Nunavut Legal Services Study

Figure 2.3: Family Structure by Province or Territory (1996)

This is a stacked vertical bar chart that illustrates the family structure by Province or Territory for the year 1996.

The Y axis represents the family structure and is measured in percentages, in increments of twenty starting from 0 to 120.

The X axis represents the Provinces and Territory and the type of family structure.

The following Provinces and Territory are listed from left to right:

  • Newfoundland and Labrador,
  • Prince Edward Island,
  • Nova Scotia,
  • New Brunswick,
  • Quebec,
  • Ontario,
  • Manitoba,
  • Saskatchewan,
  • Alberta,
  • British Columbia,
  • Yukon,
  • Northwest Territories and
  • Nunavut. 

Family structures are classified as follows: Married, Common-Law and Lone Parent.

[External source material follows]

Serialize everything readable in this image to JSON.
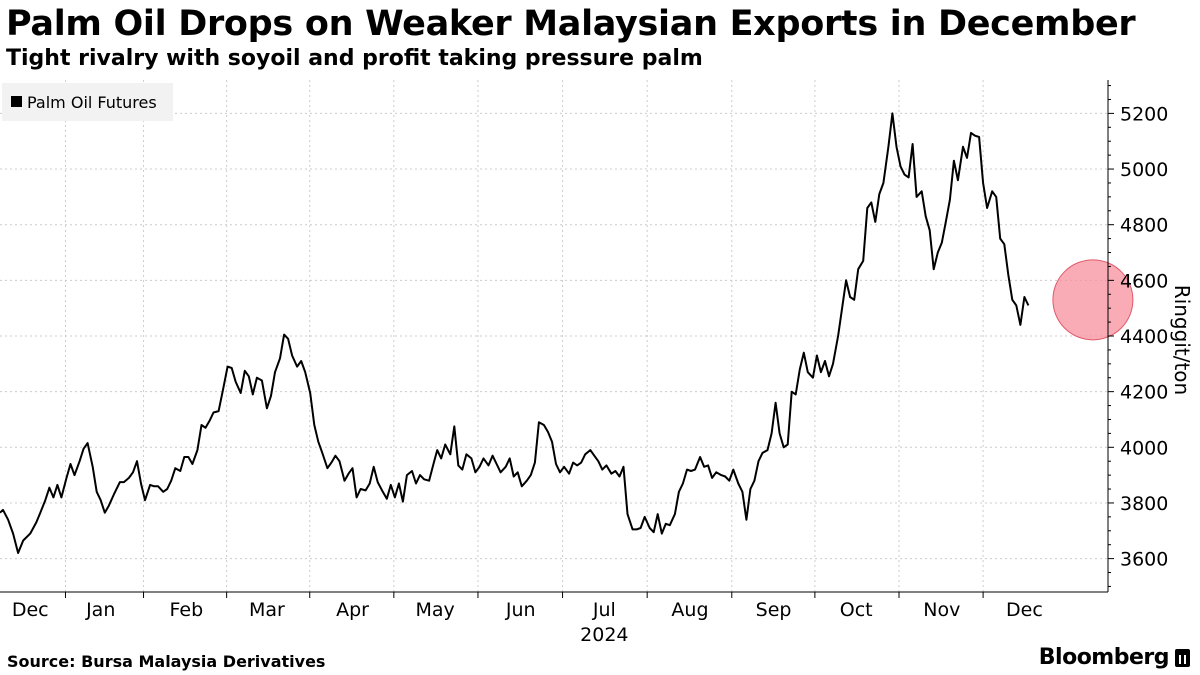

  • In the province of Newfoundland and Labrador almost 80% of the families belong to the married category, less than 10% are classified as common-law and less than 20% are classified as belonging to the lone parent group.
  • In the province of Prince Edward Island, almost 80% of the families belong to the married category, less than 10% are classified as common-law and less than 20% are classified as belonging to the lone parent group.
  • In the province of Nova Scotia, almost 80% of the families belong to the married category, less than 10% are classified as common-law and less than 20% are classified as belonging to the lone parent group.
  • In the province of New Brunswick, almost 80% of the families belong to the married category, less than 10% are classified as common-law and less than 20% are classified as belonging to the lone parent group.
  • In the province of Quebec, slightly over 60% of the families belong to the married category, about 20% are classified as common-law and less than 20% are classified as belonging to the lone parent group.
  • In the province of Ontario, about 80% of the families belong to the married category, about 5% are classified as common-law and about 15% are classified as belonging to the lone parent group.
  • In the province of Manitoba, about 80% of the families belong to the married category, about 5% are classified as common-law and about 15% are classified as belonging to the lone parent group.
  • In the province of Saskatchewan, about 80% of the families belong to the married category, about 5% are classified as common-law and about 15% are classified as belonging to the lone parent group.
  • In the province of Alberta, about 80% of the families belong to the married category, about 5% are classified as common-law and about 15% are classified as belonging to the lone parent group.
  • In the province of British Columbia, about 80% of the families belong to the married category, about 5% are classified as common-law and about 15% are classified as belonging to the lone parent group.
  • In Yukon, about 60% of the families belong to the married category, about 25% are classified as common-law and about 15% are classified as belonging to the lone parent group.
  • In the Northwest Territories, about 60% of the families belong to the married category, about 25% are classified as common-law and about 15% are classified as belonging to the lone parent group.
  • In Nunavut, about 50% of the families belong to the married category, about 30% are classified as common-law and about 20% are classified as belonging to the lone parent group.